Although may drugs are currently available and in use by the public for the management of diabetes, still there is always a need for the development and identification of novel drugs so as to find more efficient ones among all. Therefore, the current study was designed to find the effects of a novel drug NS-009 on the production of glucose and insulin using rat models. The rat models have been used for this study as they share 90% genome identity with the human genome and thus can serve as appropriate substitutive models for human studies before clinical trial can begin.

Material and methods

Before starting the experiment on animal models of diabetes, an approval was taken from the Animal Ethics Committee of Australia. The experiment was designed to be completed within a timeframe of 4 weeks. 

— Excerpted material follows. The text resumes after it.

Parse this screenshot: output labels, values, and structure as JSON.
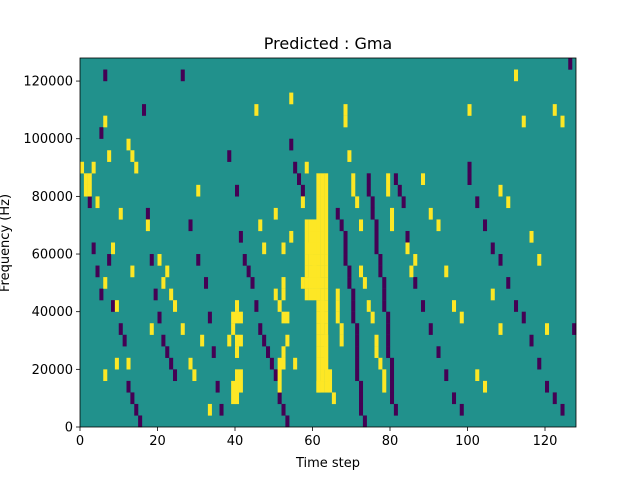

Animal selection and maintenance

A total number of 18 sprague-dawley rats were taken and divided into 3 groups of 6 rats each. Also, the rats taken for this study were all of same gender i.e., males, to avoid gender based differences which might arise in the results and hence may create ambiguity. 

The animals were kept in cages with each cage representing 1 group of 6 rats. An appropriate bedding was provided for the rats with food and water available ad libitum. This provision of food and water was maintained only for the first week of the experiment. Also, the rats were kept in 12 hours light dark cycle with environmental temperatures maintained to around 22 + or – 1 °C.

Experimental groups and diet

During the first week of the experiment, all three groups of animals were given the normal diet followed by high fat diet to groups 2 and 3 during the 2nd week while maintain the normal diet for the first group which is serving as a control group for this experimental design. In the final weeks of the experiment i.e., 3rd and 4th weeks, the group 4 of rats was given the treatment with the novel drug NS-009. In this way, the division of the animal groups is as follows: group 1 – control group; group 2 – diabetic type group; and group 3 – NS-009 treatment group with diabetes type.